# Thank goodness for SINBAD



## Lex's Guardian (Aug 8, 2009)

I LOVE him & his genuine humor  - been keeping my spirits up


----------



## pitbullmamanatl (Jun 1, 2010)

LOL Sinbad is a funny MF!


----------



## Joewilly (Mar 6, 2011)

I recently saw Dennis Miller on a cable show he recounted with disdain how he'd lost his comic competition on Star Search ( remember that show ?) to Sinbad...I though, ' well, he's funnier than you are'.
Don't have anything against Miller, but I don't get his rock and roll references and he was a nuisance (IMO) on Monday Night Football.


----------



## Lex's Guardian (Aug 8, 2009)

Joewilly said:


> I recently saw Dennis Miller on a cable show he recounted with disdain how he'd lost his comic competition on Star Search ( remember that show ?) to Sinbad...I though, ' well, he's funnier than you are'.
> Don't have anything against Miller, but I don't get his rock and roll references and he was a nuisance (IMO) on Monday Night Football.

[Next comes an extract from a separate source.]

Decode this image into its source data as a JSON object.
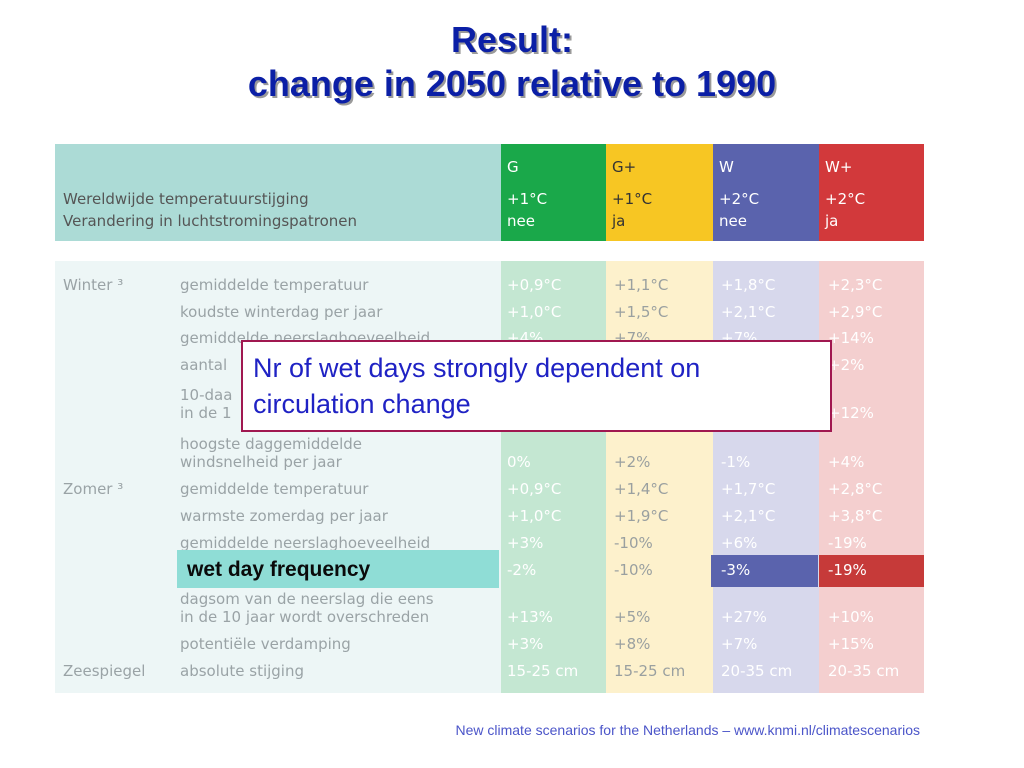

I don't care much for Dennis Miller... Nor Gary Busey or Lewis Black. I find them to be obnoxious.

I completely forgot about Star Search. The original america's got talent but waay cooler & more entertaining - lol... Sinbad's originally funny & seems to have always had his ego in check.


----------



## circlemkennels (Aug 29, 2010)

hes so funny


----------